I run outside and flop on the swing. My thoughts start back up. " No matter what, I'll always love you.", He'd tell me. "I love you.", He'd say. My eyes watered at the thought of his death.

"It was only an accident..yeah? Well accident or not, It shouldn't have happened.", I tell myself. And I'm right. Because, if something like that is going on, you don't just fucking pull a gun out and fucking shoot with out looking.

"Hey, Mask. What's up?", Mr.Widemouth says, appearing out of no where. "Thinking about the good days.", I murmer. He nods and smiles. "Shh, don't tell Slender I told you.

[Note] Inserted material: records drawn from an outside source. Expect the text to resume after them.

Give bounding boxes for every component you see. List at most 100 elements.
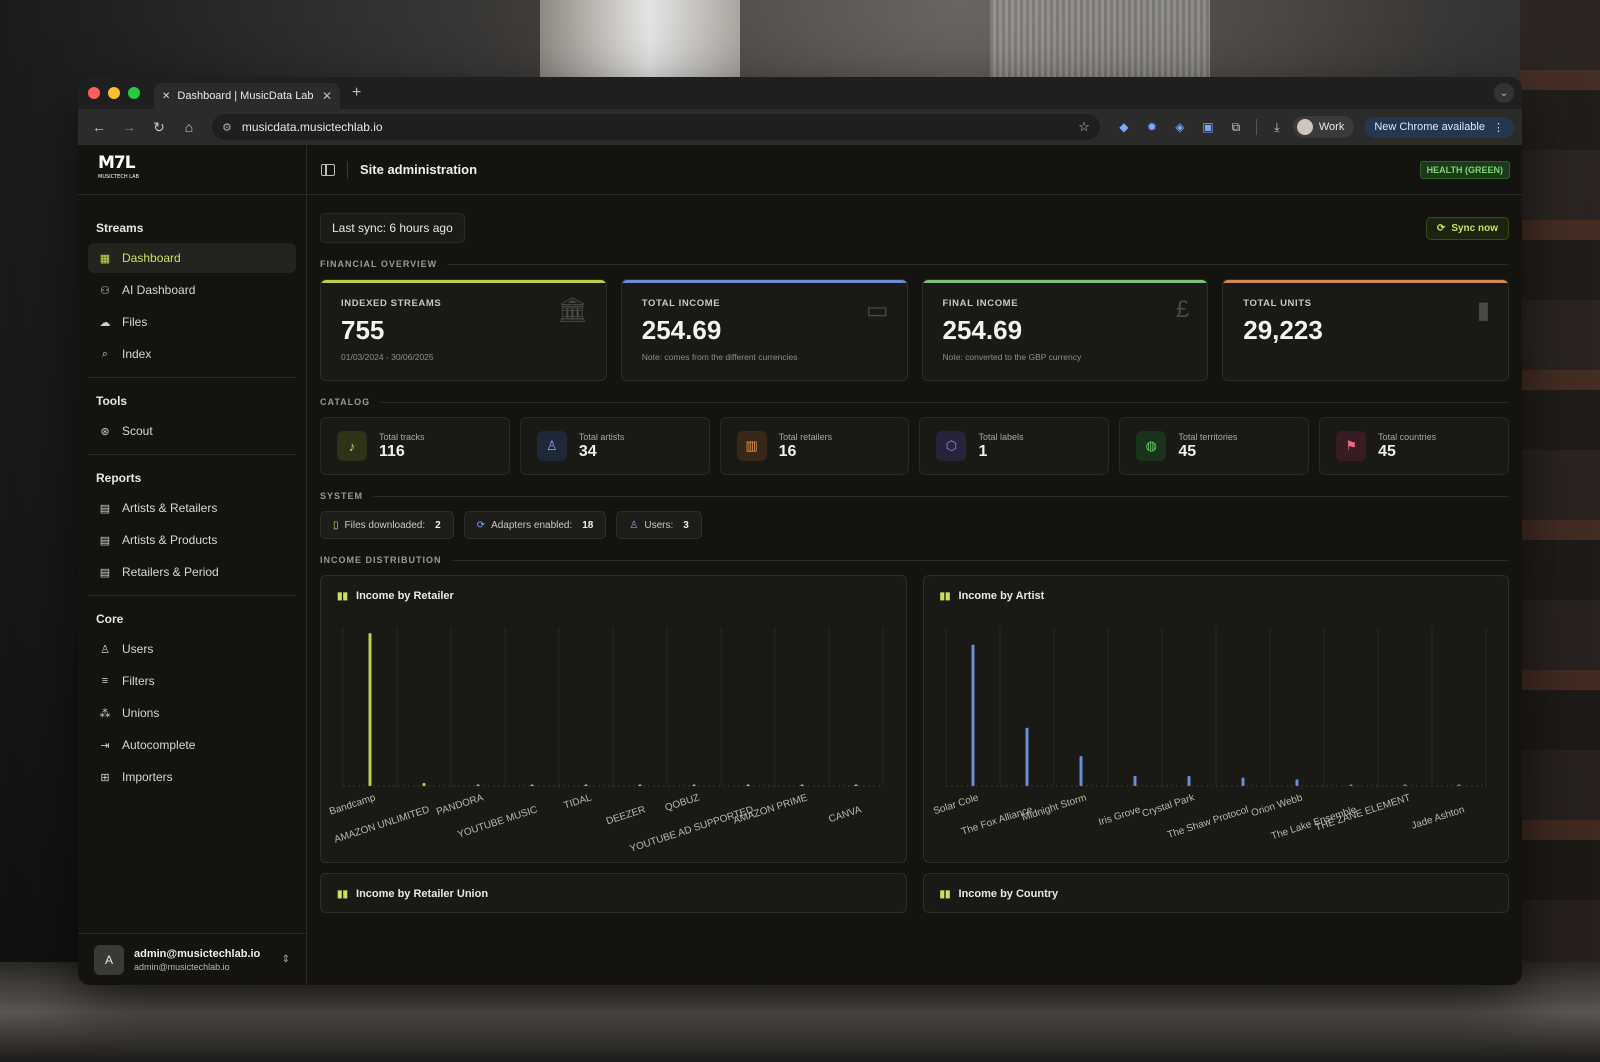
sidebar-item-autocomplete[interactable]: ⇥ Autocomplete: [88, 730, 296, 760]
background-bookshelf: [1520, 0, 1600, 1062]
extension-gear-icon[interactable]: ✹: [1146, 120, 1157, 134]
sidebar-item-label: Users: [122, 642, 154, 656]
store-icon: ▥: [736, 431, 767, 461]
section-catalog: CATALOG: [320, 397, 1509, 407]
chart-bar: [854, 784, 858, 786]
sidebar-item-ai-dashboard[interactable]: ⚇ AI Dashboard: [88, 275, 296, 305]
system-pill-adapters-enabled: ⟳ Adapters enabled: 18: [463, 511, 607, 539]
sidebar-item-scout[interactable]: ⊛ Scout: [88, 416, 296, 446]
card-label: FINAL INCOME: [942, 298, 1019, 309]
financial-cards: INDEXED STREAMS 755 01/03/2024 - 30/06/202…: [320, 279, 1509, 381]
chart-title: ▮▮ Income by Retailer: [337, 590, 454, 602]
extension-document-icon[interactable]: ▣: [1202, 120, 1214, 134]
sidebar-item-users[interactable]: ♙ Users: [88, 634, 296, 664]
site-info-icon[interactable]: ⚙: [222, 121, 232, 134]
sidebar-item-importers[interactable]: ⊞ Importers: [88, 762, 296, 792]
bookmark-star-icon[interactable]: ☆: [1078, 119, 1090, 134]
chart-title-text: Income by Country: [958, 888, 1059, 900]
extension-shield-icon[interactable]: ◆: [1119, 120, 1129, 134]
sidebar-item-label: Importers: [122, 770, 173, 784]
close-tab-icon[interactable]: ✕: [321, 89, 332, 103]
minimize-window-button[interactable]: [108, 87, 120, 99]
search-icon: ⌕: [101, 347, 109, 360]
reload-icon[interactable]: ↻: [153, 118, 165, 135]
pill-value: 18: [582, 519, 594, 531]
sidebar-item-unions[interactable]: ⁂ Unions: [88, 698, 296, 728]
chart-bar: [971, 644, 974, 786]
chrome-update-button[interactable]: New Chrome available ⋮: [1364, 116, 1514, 138]
nav-heading: Tools: [96, 394, 128, 408]
x-tick-label: PANDORA: [435, 792, 485, 818]
chart-title: ▮▮ Income by Retailer Union: [337, 888, 488, 900]
nav-divider: [88, 454, 296, 455]
close-window-button[interactable]: [88, 87, 100, 99]
sidebar-item-label: Index: [122, 347, 152, 361]
extension-tag-icon[interactable]: ◈: [1175, 120, 1185, 134]
nav-section-streams: Streams ▦ Dashboard ⚇ AI Dashboard ☁ Files ⌕ Ind…: [78, 195, 306, 369]
x-tick-label: Jade Ashton: [1410, 804, 1466, 831]
profile-avatar: [1296, 119, 1313, 135]
sidebar-item-files[interactable]: ☁ Files: [88, 307, 296, 337]
card-value: 45: [1178, 442, 1197, 460]
sidebar-item-label: Artists & Retailers: [122, 501, 218, 515]
chart-bar: [1295, 779, 1298, 786]
sidebar-item-dashboard[interactable]: ▦ Dashboard: [88, 243, 296, 273]
nav-section-reports: Reports ▤ Artists & Retailers ▤ Artists & Pr…: [78, 461, 306, 587]
logo-subtext: MUSICTECH LAB: [98, 173, 139, 180]
chart-title-text: Income by Retailer Union: [356, 888, 489, 900]
catalog-card-text: Total countries 45: [1378, 432, 1436, 461]
card-label: Total territories: [1178, 431, 1238, 442]
toggle-sidebar-icon[interactable]: [321, 163, 335, 176]
address-bar[interactable]: ⚙ musicdata.musictechlab.io ☆: [212, 114, 1100, 140]
sidebar-nav: Streams ▦ Dashboard ⚇ AI Dashboard ☁ Files ⌕ Ind…: [78, 195, 306, 792]
sidebar: M7L MUSICTECH LAB Streams ▦ Dashboard ⚇ AI D…: [78, 145, 307, 985]
adapter-icon: ⟳: [476, 519, 486, 531]
nav-section-tools: Tools ⊛ Scout: [78, 384, 306, 446]
catalog-card-total-tracks: ♪ Total tracks 116: [320, 417, 510, 475]
sidebar-item-artists-retailers[interactable]: ▤ Artists & Retailers: [88, 493, 296, 523]
tab-search-chevron-icon[interactable]: ⌄: [1494, 83, 1514, 103]
new-tab-icon[interactable]: +: [352, 84, 362, 101]
card-value: 34: [578, 442, 597, 460]
user-name: admin@musictechlab.io: [134, 947, 261, 960]
pill-value: 2: [435, 519, 441, 531]
sync-now-label: Sync now: [1451, 222, 1498, 234]
nav-heading: Reports: [96, 471, 142, 485]
unions-icon: ⁂: [99, 707, 111, 720]
chart-bar: [692, 784, 696, 786]
sidebar-item-filters[interactable]: ≡ Filters: [88, 666, 296, 696]
x-tick-label: Solar Cole: [932, 792, 980, 817]
chart-title: ▮▮ Income by Country: [940, 888, 1059, 900]
chart-bar: [1025, 727, 1028, 786]
user-menu[interactable]: A admin@musictechlab.io admin@musictechl…: [78, 933, 306, 985]
chart-bar: [368, 633, 372, 786]
brand-logo[interactable]: M7L MUSICTECH LAB: [98, 154, 139, 183]
sidebar-item-index[interactable]: ⌕ Index: [88, 339, 296, 369]
chart-bar: [800, 784, 804, 786]
forward-icon[interactable]: →: [122, 119, 136, 135]
scout-search-icon: ⊛: [100, 425, 110, 438]
card-value: 45: [1378, 442, 1396, 460]
extensions-puzzle-icon[interactable]: ⧉: [1231, 119, 1241, 134]
catalog-card-total-countries: ⚑ Total countries 45: [1319, 417, 1509, 475]
card-label: TOTAL INCOME: [641, 298, 721, 309]
sync-row: Last sync: 6 hours ago ⟳ Sync now: [320, 213, 1509, 243]
x-tick-label: Iris Grove: [1097, 804, 1142, 828]
sidebar-item-label: Artists & Products: [122, 533, 218, 547]
back-icon[interactable]: ←: [92, 119, 106, 135]
x-tick-label: QOBUZ: [664, 792, 701, 813]
bar-chart-icon: ▮▮: [939, 888, 951, 900]
maximize-window-button[interactable]: [128, 87, 140, 99]
financial-card-indexed-streams: INDEXED STREAMS 755 01/03/2024 - 30/06/202…: [320, 279, 607, 381]
home-icon[interactable]: ⌂: [184, 119, 194, 135]
chart-bar: [584, 784, 588, 786]
profile-button[interactable]: Work: [1292, 116, 1355, 138]
favicon-icon: ✕: [162, 90, 171, 102]
download-icon[interactable]: ⤓: [1274, 119, 1280, 134]
browser-tab[interactable]: ✕ Dashboard | MusicData Lab ✕: [154, 83, 340, 109]
sidebar-item-artists-products[interactable]: ▤ Artists & Products: [88, 525, 296, 555]
url-text: musicdata.musictechlab.io: [241, 120, 383, 134]
sidebar-item-retailers-period[interactable]: ▤ Retailers & Period: [88, 557, 296, 587]
sync-now-button[interactable]: ⟳ Sync now: [1425, 216, 1509, 240]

But, he's gonna find a way to bring Toby back!" "Lalalaa- Wait...WHAT!!?", I scream.

He laughs and dissapears. That asshole. Who am I kidding. I'm one too. I've never regretted a death. But..I'm starting too. I mean, I can't ever feel bad about if for some reason.

That reason kills me on the inside. I've never felt it! Ever. Why? Why'd he ever pick me as his? I knew if I said yes, I'd screw up! So why'd I let him!!? This is making me not want to live, I can't bare this. Not the new feeling. Most likely 'regret'.

This puts a whole new meaning to 'Never Forgive, Never Forget.'.